Maybe something like:
From interstate 40 West take exit 103 onto US Highway 64 West toward Morgonton / Rutherfordton. Follow on Highway 64 for about 50 miles [include any tricky bits about following 64 here] until you arrive in Lake Lure. [any specific directions for Lake Lure go here, and this might be a good place for a simple drawn map from highway 64 to the actual destination, if there's anything potentially confusing about it.]
Or if you want to be a little more specific for those coming from the Philly area, you could do two overlapping sets of directions like this:
From the East:
From interstate 40 West take exit 103 onto US Highway 64 West toward Morgonton / Rutherfordton. Follow on Highway 64 for about 50 miles [include any tricky bits about following 64 here] until you arrive in Lake Lure. [any specific directions for Lake Lure go here, and this might be a good place for a simple drawn map from highway 64 to the actual destination, if there's anything potentially confusing about it.]

From the North:
Take Interstate 81 south through Virginia to exit 81 for Interstate 77 south toward Charlotte. Follow I 77 south for about 87 miles to exit 51B for Interstate 40 West toward Hickory, then follow directions above for approaching from the East.
posted by dersins at 10:09 AM on July 24, 2011


Is it at all tricky to find the place? If it is, and if you can manage it, enlist the help of a friend who doesn't know the area. Write up your directions, give a copy to your friend and keep one for yourself, then sit in the passenger seat as your friend tries to follow the directions. Keep notes of every time they seem confused, or mutter "did I miss the turnoff— no, there it is", or anything like that. Then edit the directions to add the necessary notes like "no, really, even if it seems too far, keep going until you see the purple mailbox — it's only if you come to the green water tower that you've gone too far".

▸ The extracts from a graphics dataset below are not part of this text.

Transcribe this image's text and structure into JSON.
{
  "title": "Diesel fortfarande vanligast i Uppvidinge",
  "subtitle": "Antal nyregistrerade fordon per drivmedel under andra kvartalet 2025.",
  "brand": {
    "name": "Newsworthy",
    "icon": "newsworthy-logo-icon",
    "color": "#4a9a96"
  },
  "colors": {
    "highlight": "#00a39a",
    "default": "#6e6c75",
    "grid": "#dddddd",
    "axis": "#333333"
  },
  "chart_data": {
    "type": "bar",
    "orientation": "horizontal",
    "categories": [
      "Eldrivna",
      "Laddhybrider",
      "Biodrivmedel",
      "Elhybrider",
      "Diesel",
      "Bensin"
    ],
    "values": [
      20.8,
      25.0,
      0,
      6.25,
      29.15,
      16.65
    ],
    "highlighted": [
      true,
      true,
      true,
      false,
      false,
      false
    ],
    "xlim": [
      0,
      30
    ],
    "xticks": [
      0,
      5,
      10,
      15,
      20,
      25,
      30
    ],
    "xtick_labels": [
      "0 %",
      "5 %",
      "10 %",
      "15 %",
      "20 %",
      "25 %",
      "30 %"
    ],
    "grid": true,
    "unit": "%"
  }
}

One of the most stressful experiences I've had of trying to find a place was with a set of directions that seriously needed "stay on the road longer than seems possible" and "no, really, keep going" and "when you see the ABANDON ALL HOPE sign you know you're going the right way!" notes.
posted by Lexica at 10:41 AM on July 24, 2011


If your wedding is going to be during decent weather and most of the people will be coming in during daylight hours, go off and "re-purpose" some of those cheezy advertising signs you see stuck in the grass on medians.

You can experiment with it but we used white printed paper "Baby Bob's B-Day" with an arrow, taped one to each side of sign, wrapped them tightly with blue tinged saran wrap and placed them for the last 4 turns (the party was at a barn in the middle of a field). We even put a couple of cheap blue & white balloons on the signs. Folks said it was really helpful even if they knew they weren't lost.

Once the party is over, go back and remove your signs. If you think you should, put the signs back where you found them or you can keep your area beautiful and dispose of them properly.

(these signs are illegal in my county but they aren't a 'active' crime and the police don't want to bother with them. They never bother me when they see me removing them. It might be different in your area.)